Além dessas três elétricas, Gasparino também é conselheiro na Battistella e Eternit e, depois de muita negociação com a Vale, conseguiu também uma vaga de suplente no conselho de administração da mineradora.

Logo após a eleição de Gasparino, em assembleia dia 29 de abril, a Eletrobras procurou a CVM afirmando que tomou conhecimento de que ele fazia parte dos conselhos de Cemig e Eletropaulo apenas depois da eleição.

O fato de ele estar em outros conselhos de empresas do mesmo setor, no entender da Eletrobras, se enquadraria na regra de inelegibilidade prevista no art. 147, parágrafo 3º, da Lei das Sociedades por Ações, que trata de evitar espionagem empresarial, vazamento de informações privilegiadas ou secretas e também de estratégias delineadas.

A Eletrobras argumentou com a autarquia que, na condição de uma holding controladora, dirige negócios de empresas dos segmentos de geração, transmissão e distribuição de energia elétrica.

Dessa forma, a estatal traça e executa estratégias empresariais, para que suas controladas atuem nesses mercados, “cujo sigilo é essencial especialmente nas fases embrionárias dos projetos concessionários, estudos de viabilidade técnica dos empreendimentos, seleção de parceiros para participação em leilões, desenho da estrutura de capital das sociedades de propósito específicos constituídas para execução da concessão, projeções de fluxo de caixa e taxas de rentabilidade para os acionistas”.

Para a estatal a “investidura” de Gasparino “claramente fragiliza a posição estratégica da Eletrobras no setor elétrico”. Em função disso, a empresa informou à CVM que precisava destituir este conselheiro e pedia orientação sobre a melhor forma de fazê-lo ou se poderia, por exemplo, impedir que ele tomasse posse.

A CVM, apurou a EXAME, informou à companhia que se ele havia sito eleito em assembleia, deveria tomar posse, o que não impedirá que uma eventual inadequada como conselheiro possa ser investigada.

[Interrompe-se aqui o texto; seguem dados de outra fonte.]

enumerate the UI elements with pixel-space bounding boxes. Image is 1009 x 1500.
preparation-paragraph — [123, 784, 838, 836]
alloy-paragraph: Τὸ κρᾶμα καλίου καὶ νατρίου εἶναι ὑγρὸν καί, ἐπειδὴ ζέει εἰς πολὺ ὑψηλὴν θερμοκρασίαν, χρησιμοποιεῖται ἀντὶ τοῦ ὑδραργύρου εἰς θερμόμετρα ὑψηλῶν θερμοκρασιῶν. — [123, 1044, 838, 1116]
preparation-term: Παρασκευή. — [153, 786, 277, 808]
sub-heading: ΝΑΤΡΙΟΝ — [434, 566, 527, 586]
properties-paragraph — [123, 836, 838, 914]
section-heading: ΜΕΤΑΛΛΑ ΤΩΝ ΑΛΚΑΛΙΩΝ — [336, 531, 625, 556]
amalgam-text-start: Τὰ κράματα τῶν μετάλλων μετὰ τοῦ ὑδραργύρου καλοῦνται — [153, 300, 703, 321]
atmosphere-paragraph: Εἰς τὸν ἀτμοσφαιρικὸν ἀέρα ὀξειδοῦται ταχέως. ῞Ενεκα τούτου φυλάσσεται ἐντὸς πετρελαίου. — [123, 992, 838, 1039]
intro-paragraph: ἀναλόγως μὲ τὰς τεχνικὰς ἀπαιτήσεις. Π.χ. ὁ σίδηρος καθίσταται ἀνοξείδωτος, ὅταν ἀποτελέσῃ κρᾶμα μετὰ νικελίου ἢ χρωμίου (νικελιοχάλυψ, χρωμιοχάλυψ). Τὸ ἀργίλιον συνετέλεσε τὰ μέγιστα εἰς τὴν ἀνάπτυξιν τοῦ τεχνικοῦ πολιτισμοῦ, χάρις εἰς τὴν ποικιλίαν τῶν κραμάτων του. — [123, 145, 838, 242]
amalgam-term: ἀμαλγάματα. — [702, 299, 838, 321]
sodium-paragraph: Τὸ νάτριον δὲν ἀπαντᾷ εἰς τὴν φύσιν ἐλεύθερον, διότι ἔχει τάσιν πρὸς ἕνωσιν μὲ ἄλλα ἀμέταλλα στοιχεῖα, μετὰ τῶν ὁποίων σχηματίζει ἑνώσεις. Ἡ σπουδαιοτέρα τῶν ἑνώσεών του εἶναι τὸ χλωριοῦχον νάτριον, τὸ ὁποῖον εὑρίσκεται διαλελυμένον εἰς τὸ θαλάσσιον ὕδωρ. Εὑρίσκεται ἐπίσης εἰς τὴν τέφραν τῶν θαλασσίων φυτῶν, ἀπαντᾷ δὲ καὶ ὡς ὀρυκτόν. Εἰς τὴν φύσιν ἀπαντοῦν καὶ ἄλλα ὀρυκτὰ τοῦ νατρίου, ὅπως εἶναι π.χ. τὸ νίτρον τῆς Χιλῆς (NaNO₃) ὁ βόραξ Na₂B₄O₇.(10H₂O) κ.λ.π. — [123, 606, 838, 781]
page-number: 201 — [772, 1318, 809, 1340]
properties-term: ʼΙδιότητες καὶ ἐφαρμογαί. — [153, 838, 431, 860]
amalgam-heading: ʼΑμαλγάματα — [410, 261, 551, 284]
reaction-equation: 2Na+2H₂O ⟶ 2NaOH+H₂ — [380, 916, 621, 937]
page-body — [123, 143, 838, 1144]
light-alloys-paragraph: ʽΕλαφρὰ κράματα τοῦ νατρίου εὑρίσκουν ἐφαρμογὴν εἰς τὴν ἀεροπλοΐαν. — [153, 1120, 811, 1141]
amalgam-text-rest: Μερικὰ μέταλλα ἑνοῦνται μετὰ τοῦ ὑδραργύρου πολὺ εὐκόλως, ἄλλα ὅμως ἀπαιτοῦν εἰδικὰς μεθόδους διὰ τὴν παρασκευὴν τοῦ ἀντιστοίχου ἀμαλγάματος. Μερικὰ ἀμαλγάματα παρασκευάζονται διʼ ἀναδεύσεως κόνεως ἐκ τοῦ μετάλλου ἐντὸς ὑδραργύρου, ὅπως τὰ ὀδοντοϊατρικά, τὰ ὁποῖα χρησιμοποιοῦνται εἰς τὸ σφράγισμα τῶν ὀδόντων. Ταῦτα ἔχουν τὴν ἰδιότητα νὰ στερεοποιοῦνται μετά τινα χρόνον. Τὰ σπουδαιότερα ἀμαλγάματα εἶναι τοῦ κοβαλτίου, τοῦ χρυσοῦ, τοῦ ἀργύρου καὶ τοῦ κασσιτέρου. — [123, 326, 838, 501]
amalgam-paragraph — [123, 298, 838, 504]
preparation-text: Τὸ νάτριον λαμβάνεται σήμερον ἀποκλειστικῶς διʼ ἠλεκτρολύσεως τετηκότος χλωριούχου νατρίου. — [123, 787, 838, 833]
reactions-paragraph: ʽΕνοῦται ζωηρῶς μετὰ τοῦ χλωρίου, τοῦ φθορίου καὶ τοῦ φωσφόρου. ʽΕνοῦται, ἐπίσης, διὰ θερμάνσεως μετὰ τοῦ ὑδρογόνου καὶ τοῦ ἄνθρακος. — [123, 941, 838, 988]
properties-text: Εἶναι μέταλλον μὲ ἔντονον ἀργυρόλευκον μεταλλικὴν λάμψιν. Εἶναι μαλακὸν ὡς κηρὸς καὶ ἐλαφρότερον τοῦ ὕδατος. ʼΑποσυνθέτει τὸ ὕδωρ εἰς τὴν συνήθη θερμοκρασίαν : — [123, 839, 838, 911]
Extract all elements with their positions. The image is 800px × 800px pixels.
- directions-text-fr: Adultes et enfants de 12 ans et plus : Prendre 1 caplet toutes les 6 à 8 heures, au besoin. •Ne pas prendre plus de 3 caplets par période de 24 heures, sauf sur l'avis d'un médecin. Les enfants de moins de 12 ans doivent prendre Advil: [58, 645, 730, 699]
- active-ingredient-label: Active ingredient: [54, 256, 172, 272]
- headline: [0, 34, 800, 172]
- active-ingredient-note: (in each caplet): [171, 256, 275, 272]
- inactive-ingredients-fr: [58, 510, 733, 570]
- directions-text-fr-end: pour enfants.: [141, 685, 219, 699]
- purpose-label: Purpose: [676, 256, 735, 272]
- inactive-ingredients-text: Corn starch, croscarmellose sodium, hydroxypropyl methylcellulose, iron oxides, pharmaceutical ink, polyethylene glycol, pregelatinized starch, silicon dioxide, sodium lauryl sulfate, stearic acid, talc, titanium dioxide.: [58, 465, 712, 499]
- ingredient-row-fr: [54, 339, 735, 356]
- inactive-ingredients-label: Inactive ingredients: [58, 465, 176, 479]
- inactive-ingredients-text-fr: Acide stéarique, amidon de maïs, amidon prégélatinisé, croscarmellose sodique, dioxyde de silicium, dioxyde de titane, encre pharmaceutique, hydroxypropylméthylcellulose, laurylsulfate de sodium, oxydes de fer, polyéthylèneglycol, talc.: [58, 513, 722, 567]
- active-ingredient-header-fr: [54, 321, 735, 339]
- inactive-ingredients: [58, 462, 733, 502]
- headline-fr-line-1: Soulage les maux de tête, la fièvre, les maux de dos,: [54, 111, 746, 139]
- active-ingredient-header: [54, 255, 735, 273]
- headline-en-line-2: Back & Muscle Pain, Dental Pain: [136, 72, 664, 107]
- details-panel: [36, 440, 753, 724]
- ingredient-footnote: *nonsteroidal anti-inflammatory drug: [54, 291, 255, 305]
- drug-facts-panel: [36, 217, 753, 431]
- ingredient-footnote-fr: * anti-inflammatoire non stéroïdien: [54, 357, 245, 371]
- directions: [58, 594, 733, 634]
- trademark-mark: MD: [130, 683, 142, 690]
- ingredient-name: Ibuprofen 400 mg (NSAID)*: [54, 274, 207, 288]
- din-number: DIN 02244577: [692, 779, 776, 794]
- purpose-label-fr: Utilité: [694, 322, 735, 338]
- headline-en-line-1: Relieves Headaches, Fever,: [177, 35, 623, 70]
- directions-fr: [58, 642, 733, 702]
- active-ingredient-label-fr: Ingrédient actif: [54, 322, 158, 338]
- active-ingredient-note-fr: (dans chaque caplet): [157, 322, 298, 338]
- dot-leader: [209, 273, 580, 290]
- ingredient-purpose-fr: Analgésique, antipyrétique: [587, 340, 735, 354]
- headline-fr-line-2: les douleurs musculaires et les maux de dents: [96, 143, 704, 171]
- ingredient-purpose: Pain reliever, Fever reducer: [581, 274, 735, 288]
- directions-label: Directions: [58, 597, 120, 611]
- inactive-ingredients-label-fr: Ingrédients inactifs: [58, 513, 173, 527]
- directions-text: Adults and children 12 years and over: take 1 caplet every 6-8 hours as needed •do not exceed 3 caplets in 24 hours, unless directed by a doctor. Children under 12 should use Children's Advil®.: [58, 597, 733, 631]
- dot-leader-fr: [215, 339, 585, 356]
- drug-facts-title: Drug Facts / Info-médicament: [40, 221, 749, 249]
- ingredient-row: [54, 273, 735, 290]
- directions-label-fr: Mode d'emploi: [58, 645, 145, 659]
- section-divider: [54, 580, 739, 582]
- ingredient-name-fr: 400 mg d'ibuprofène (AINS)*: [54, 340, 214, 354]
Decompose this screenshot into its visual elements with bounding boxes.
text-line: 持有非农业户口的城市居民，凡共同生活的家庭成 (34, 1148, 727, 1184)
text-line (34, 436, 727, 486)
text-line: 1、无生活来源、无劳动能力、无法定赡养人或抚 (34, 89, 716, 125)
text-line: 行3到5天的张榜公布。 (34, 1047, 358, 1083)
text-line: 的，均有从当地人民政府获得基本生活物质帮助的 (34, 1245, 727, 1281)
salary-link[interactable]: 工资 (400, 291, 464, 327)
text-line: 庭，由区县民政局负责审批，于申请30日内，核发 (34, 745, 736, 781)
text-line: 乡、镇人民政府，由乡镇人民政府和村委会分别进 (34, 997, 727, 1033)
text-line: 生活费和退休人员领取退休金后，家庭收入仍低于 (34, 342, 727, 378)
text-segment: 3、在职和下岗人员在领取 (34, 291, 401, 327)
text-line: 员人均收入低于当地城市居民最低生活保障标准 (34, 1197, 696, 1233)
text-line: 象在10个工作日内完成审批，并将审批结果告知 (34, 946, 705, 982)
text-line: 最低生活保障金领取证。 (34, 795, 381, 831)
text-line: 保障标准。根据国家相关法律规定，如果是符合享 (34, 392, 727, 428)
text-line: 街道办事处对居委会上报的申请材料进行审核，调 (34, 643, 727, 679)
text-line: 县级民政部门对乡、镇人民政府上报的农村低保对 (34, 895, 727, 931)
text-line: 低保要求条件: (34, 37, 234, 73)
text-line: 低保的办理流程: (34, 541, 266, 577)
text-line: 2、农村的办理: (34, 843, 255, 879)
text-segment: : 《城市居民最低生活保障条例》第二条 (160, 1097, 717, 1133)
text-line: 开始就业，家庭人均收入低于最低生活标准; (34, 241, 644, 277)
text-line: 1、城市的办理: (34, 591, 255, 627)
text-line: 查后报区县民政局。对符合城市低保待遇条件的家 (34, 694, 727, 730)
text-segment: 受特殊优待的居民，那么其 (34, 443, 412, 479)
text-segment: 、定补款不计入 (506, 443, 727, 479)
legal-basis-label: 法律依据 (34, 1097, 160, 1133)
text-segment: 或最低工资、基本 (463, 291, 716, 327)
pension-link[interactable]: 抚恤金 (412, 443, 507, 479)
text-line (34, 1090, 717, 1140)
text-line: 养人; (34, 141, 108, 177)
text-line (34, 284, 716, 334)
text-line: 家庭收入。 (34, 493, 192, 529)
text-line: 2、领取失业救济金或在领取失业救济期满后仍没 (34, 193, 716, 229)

Mas a CVM ainda avalia a questão em si, se, de fato, ele não poderia ter sido eleito para os conselhos das três empresas do mesmo segmento simultaneamente.

Em sua defesa, Gasparino afirmou à CVM que informou à mesa da assembleia da Eletrobras que havia sido eleito para os conselhos de Cemig e da Eletropaulo e, portanto, a Eletrobras não pode afirmar que desconhecia a informação.

Avaliou, ainda, que não vê situação de conflito possível em sua atuação nas três empresas, que atuam em mercados diferentes e informou que já viveu situação semelhante nos conselhos de Celesc, AES Eletropaulo e AES Tietê.

Ele afirmou ainda que a Eletrobras fez questionamento porque ele já foi conselheiro da empresa há três anos e, naquela época, “apontou as mazelas praticadas pela administração e as omissões cometidas pelos membros dos conselhos indicados pelo controlador”.

Gasparino diz ainda que, se identificar qualquer situação de conflito de interesse nas reuniões de qualquer empresa, irá retirar-se da sala.

O conselho da Eletrobras neste ano foi eleito pelo processo de voto múltiplo e, num caso como esse, conforme a lei, se um conselheiro deixa o posto durante o mandato, todo o conselho se dissolve e um novo colegiado precisa ser eleito em nova assembleia.